Gemini usage has grown 90% year-over-year (now 750M+ MAUs), bolstered by a strong pricing & packaging strategy, heavily reliant on bundled upsells from the Google One storage plans you're probably already paying for. (Guilty.)

But Gemini the agent is a loss leader. The actual product is infrastructure. Their strategy is to pour every spirit brand, not win with one. Google is the only player that isn't compute-constrained: they make the silicon.

Google Cloud (GCP) revenue is up 48% in Q4. The vast majority (75%) of Google Cloud customers are using their AI products. TPUs are the moat: Google's silicon serves Gemini API, Claude, and the enterprise customers of competitors who are already on GCP.

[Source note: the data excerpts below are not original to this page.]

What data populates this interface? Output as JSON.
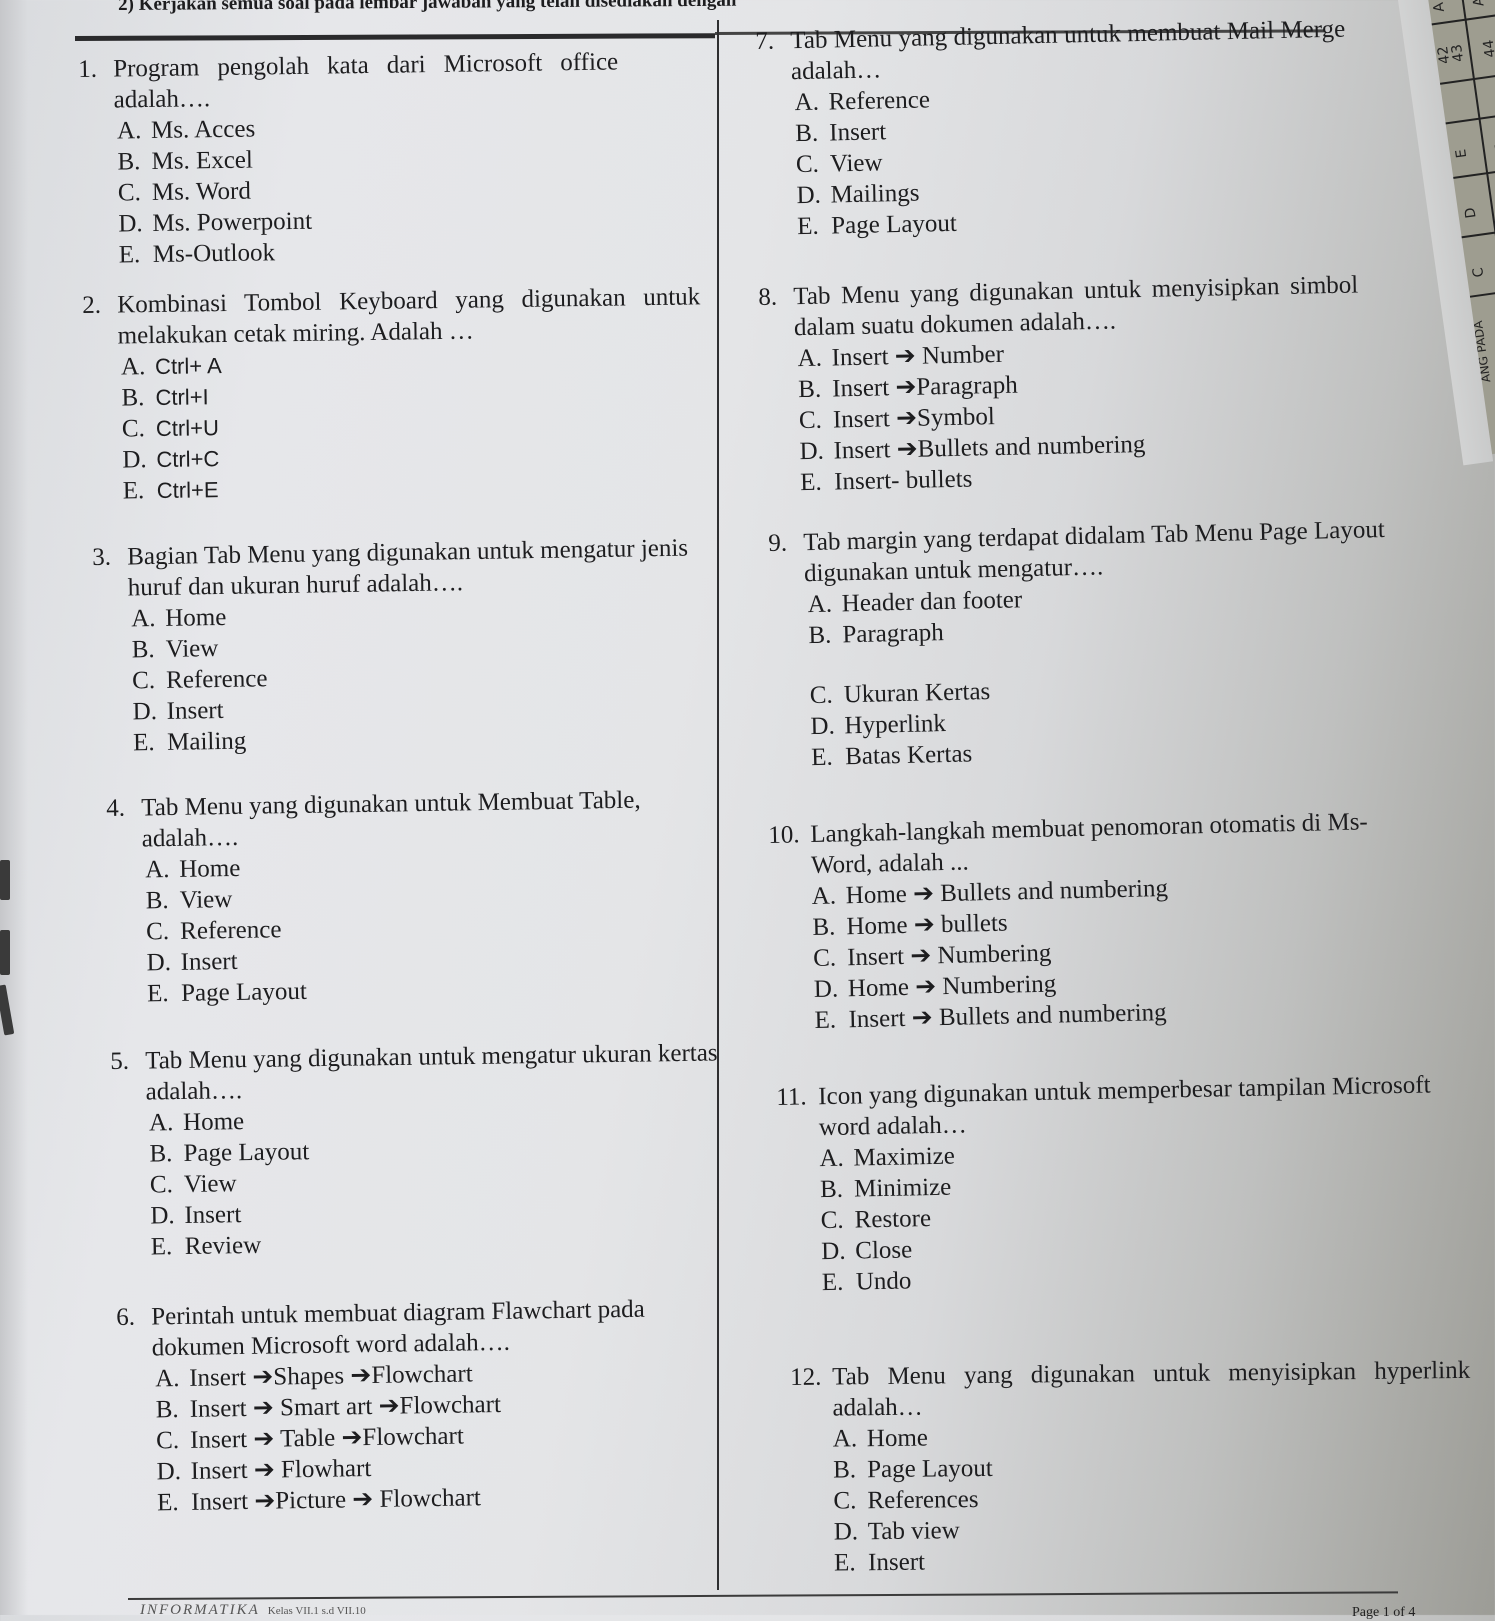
{
  "header": {
    "instruction": "2)   Kerjakan semua soal pada lembar jawaban yang telah disediakan dengan"
  },
  "footer": {
    "subject": "INFORMATIKA",
    "class_info": "Kelas VII.1 s.d VII.10",
    "page": "Page 1 of 4"
  },
  "answer_sheet": {
    "cells": [
      "A",
      "A",
      "42",
      "43",
      "44",
      "E",
      "E",
      "D",
      "D",
      "C"
    ],
    "label": "ANG PADA"
  },
  "questions": [
    {
      "number": "1.",
      "text": "Program pengolah kata dari Microsoft office adalah….",
      "options": [
        {
          "letter": "A.",
          "text": "Ms. Acces"
        },
        {
          "letter": "B.",
          "text": "Ms. Excel"
        },
        {
          "letter": "C.",
          "text": "Ms. Word"
        },
        {
          "letter": "D.",
          "text": "Ms. Powerpoint"
        },
        {
          "letter": "E.",
          "text": "Ms-Outlook"
        }
      ]
    },
    {
      "number": "2.",
      "text": "Kombinasi Tombol Keyboard yang digunakan untuk melakukan cetak miring. Adalah …",
      "options": [
        {
          "letter": "A.",
          "text": "Ctrl+ A"
        },
        {
          "letter": "B.",
          "text": "Ctrl+I"
        },
        {
          "letter": "C.",
          "text": "Ctrl+U"
        },
        {
          "letter": "D.",
          "text": "Ctrl+C"
        },
        {
          "letter": "E.",
          "text": "Ctrl+E"
        }
      ]
    },
    {
      "number": "3.",
      "text": "Bagian Tab Menu  yang digunakan untuk mengatur jenis huruf dan ukuran huruf adalah….",
      "options": [
        {
          "letter": "A.",
          "text": "Home"
        },
        {
          "letter": "B.",
          "text": "View"
        },
        {
          "letter": "C.",
          "text": "Reference"
        },
        {
          "letter": "D.",
          "text": "Insert"
        },
        {
          "letter": "E.",
          "text": "Mailing"
        }
      ]
    },
    {
      "number": "4.",
      "text": "Tab Menu yang digunakan untuk Membuat Table, adalah….",
      "options": [
        {
          "letter": "A.",
          "text": "Home"
        },
        {
          "letter": "B.",
          "text": "View"
        },
        {
          "letter": "C.",
          "text": "Reference"
        },
        {
          "letter": "D.",
          "text": "Insert"
        },
        {
          "letter": "E.",
          "text": "Page Layout"
        }
      ]
    },
    {
      "number": "5.",
      "text": "Tab Menu yang digunakan untuk mengatur ukuran kertas adalah….",
      "options": [
        {
          "letter": "A.",
          "text": "Home"
        },
        {
          "letter": "B.",
          "text": "Page Layout"
        },
        {
          "letter": "C.",
          "text": "View"
        },
        {
          "letter": "D.",
          "text": "Insert"
        },
        {
          "letter": "E.",
          "text": "Review"
        }
      ]
    },
    {
      "number": "6.",
      "text": "Perintah untuk membuat diagram Flawchart pada dokumen Microsoft word adalah….",
      "options": [
        {
          "letter": "A.",
          "text": "Insert ➔Shapes ➔Flowchart"
        },
        {
          "letter": "B.",
          "text": "Insert ➔ Smart art ➔Flowchart"
        },
        {
          "letter": "C.",
          "text": "Insert ➔ Table ➔Flowchart"
        },
        {
          "letter": "D.",
          "text": "Insert ➔ Flowhart"
        },
        {
          "letter": "E.",
          "text": "Insert ➔Picture ➔ Flowchart"
        }
      ]
    },
    {
      "number": "7.",
      "text": "Tab Menu yang digunakan untuk membuat Mail Merge adalah…",
      "options": [
        {
          "letter": "A.",
          "text": "Reference"
        },
        {
          "letter": "B.",
          "text": "Insert"
        },
        {
          "letter": "C.",
          "text": "View"
        },
        {
          "letter": "D.",
          "text": "Mailings"
        },
        {
          "letter": "E.",
          "text": "Page Layout"
        }
      ]
    },
    {
      "number": "8.",
      "text": "Tab Menu yang digunakan untuk menyisipkan simbol dalam suatu dokumen adalah….",
      "options": [
        {
          "letter": "A.",
          "text": "Insert ➔ Number"
        },
        {
          "letter": "B.",
          "text": "Insert ➔Paragraph"
        },
        {
          "letter": "C.",
          "text": "Insert ➔Symbol"
        },
        {
          "letter": "D.",
          "text": "Insert ➔Bullets and numbering"
        },
        {
          "letter": "E.",
          "text": "Insert- bullets"
        }
      ]
    },
    {
      "number": "9.",
      "text": "Tab margin yang terdapat didalam Tab Menu Page Layout  digunakan untuk mengatur….",
      "options": [
        {
          "letter": "A.",
          "text": "Header dan footer"
        },
        {
          "letter": "B.",
          "text": "Paragraph"
        },
        {
          "letter": "C.",
          "text": "Ukuran Kertas"
        },
        {
          "letter": "D.",
          "text": "Hyperlink"
        },
        {
          "letter": "E.",
          "text": "Batas Kertas"
        }
      ]
    },
    {
      "number": "10.",
      "text": "Langkah-langkah membuat penomoran otomatis di Ms-Word, adalah ...",
      "options": [
        {
          "letter": "A.",
          "text": "Home ➔ Bullets and numbering"
        },
        {
          "letter": "B.",
          "text": "Home ➔ bullets"
        },
        {
          "letter": "C.",
          "text": "Insert  ➔ Numbering"
        },
        {
          "letter": "D.",
          "text": "Home ➔ Numbering"
        },
        {
          "letter": "E.",
          "text": "Insert ➔ Bullets and numbering"
        }
      ]
    },
    {
      "number": "11.",
      "text": "Icon yang digunakan untuk memperbesar tampilan Microsoft word adalah…",
      "options": [
        {
          "letter": "A.",
          "text": "Maximize"
        },
        {
          "letter": "B.",
          "text": "Minimize"
        },
        {
          "letter": "C.",
          "text": "Restore"
        },
        {
          "letter": "D.",
          "text": "Close"
        },
        {
          "letter": "E.",
          "text": "Undo"
        }
      ]
    },
    {
      "number": "12.",
      "text": "Tab Menu yang digunakan untuk menyisipkan hyperlink adalah…",
      "options": [
        {
          "letter": "A.",
          "text": "Home"
        },
        {
          "letter": "B.",
          "text": "Page Layout"
        },
        {
          "letter": "C.",
          "text": "References"
        },
        {
          "letter": "D.",
          "text": "Tab view"
        },
        {
          "letter": "E.",
          "text": "Insert"
        }
      ]
    }
  ]
}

Google’s AI stack looks a bit different than their friends at OpenAI and Anthropic. (Source: Claude Code)

Google doesn't care who distills the best bottle. They own the bar.

This matters more than it sounds, because the race to build the best model (or agent) is getting harder to win, and easier to lose to someone you've never heard of.

The Recipe

The race to the top has company.

Too much: Fixation on which frontier lab is winning the overall model quality race (says the guy who included a screenshot of the latest "Bullshit Bench" rankings above).

Not enough: Attention on the floor rising underneath all of them for commodity tasks. Qwen and a growing roster of Chinese open-weight models are gaining traction in the startup and indie developer space.

What’s the fix? Airbnb is running production AI agents on Qwen for cost/speed reasons, but enterprises are consolidating on frontier models for high-value coding and knowledge work. Regardless of how this develops, Qwen still runs on a server. Google sells the servers.

The Garnish

Meta Superintelligence Labs just launched a new model. Shocker: it’s proprietary.
The company that bet its AI identity on open source just shipped a closed model. Meanwhile, Qwen is drinking Llama’s milkshake. Turns out the floor that Meta helped raise is now the thing that they’re running from.